Microsoft was founded on stolen ideas and technology after it was stolen from Xerox by Apple.
A fascinating story here, though it's not clear what was "stolen." Xerox had a stellar research center at Palo Alto (PARC) and invented a good deal of the technology we rely upon every day, including (basically) the "windows" paradigm and the LAN. Xerox consistenly failed to recognize their own R&D achievements and utterly failed to commercialize them. The only business model they really knew was the "click-count" of their copier business.
Steve Jobs was (and remains) a self-absorbed juvenile who recognized the power of the windows paradigm but, in his petulance and arrogance, permitted only closed systems.
I am no supporter of Microsoft, but Bill Gates at least had far better business sense than both Jobs or Xerox.

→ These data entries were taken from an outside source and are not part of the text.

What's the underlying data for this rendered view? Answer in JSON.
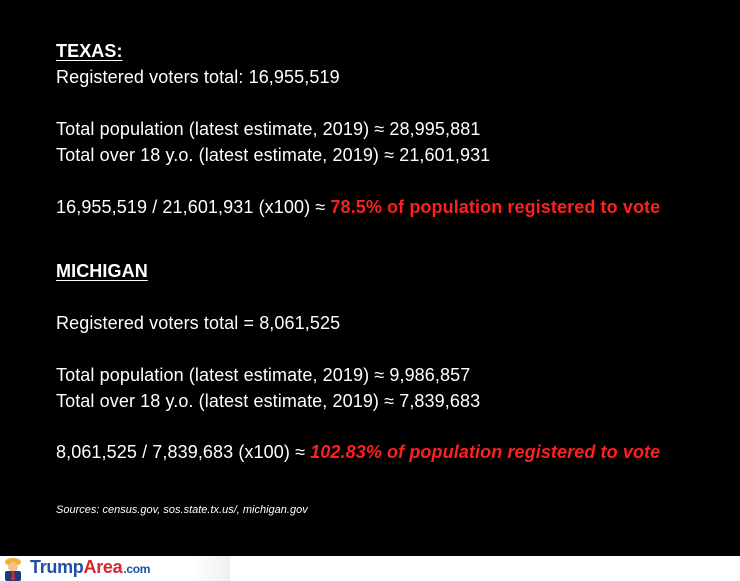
{
  "texas": {
    "heading": "TEXAS:",
    "registered": "Registered voters total: 16,955,519",
    "total_population": "Total population (latest estimate, 2019) ≈ 28,995,881",
    "over_18": "Total over 18 y.o. (latest estimate, 2019) ≈ 21,601,931",
    "calc_prefix": "16,955,519 / 21,601,931 (x100) ≈ ",
    "calc_result": "78.5%  of population registered to vote"
  },
  "michigan": {
    "heading": "MICHIGAN",
    "registered": "Registered voters total = 8,061,525",
    "total_population": "Total population (latest estimate, 2019) ≈ 9,986,857",
    "over_18": "Total over 18 y.o. (latest estimate, 2019) ≈ 7,839,683",
    "calc_prefix": "8,061,525 / 7,839,683 (x100) ≈ ",
    "calc_result": "102.83% of population registered to vote"
  },
  "sources": "Sources: census.gov, sos.state.tx.us/, michigan.gov",
  "footer": {
    "logo_trump": "Trump",
    "logo_area": "Area",
    "logo_dotcom": ".com"
  },
  "colors": {
    "highlight": "#ff1f1f",
    "logo_blue": "#1f4fa3",
    "logo_red": "#d8262e"
  }
}
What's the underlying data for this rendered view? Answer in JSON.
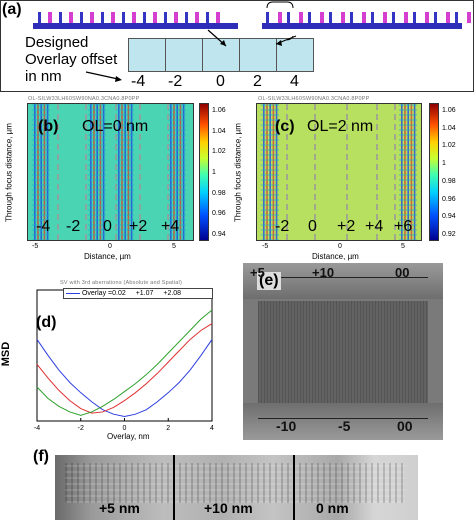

I don´t have a problem with people making money, as long as they deserve that money.
You must know that the "deserve" idea is dangerous. It is precisely what Dave_X10 was getting at with his reference to Marx. Who exactly has the privilege to determine what is "deserving?" And what exactly are the criteria?
Does the multi-millionaire basketball player or Rugby player "deserve" their wealth? What did they do, exactly, to make the world a better place?
And you must know that neither Xerox nor Apple "deserve" the rights to Windows -- after all, by their business ignorance they denied the world a powerful technology. And Microsoft, on the other hand, does deserve it, for exactly the opposite reason.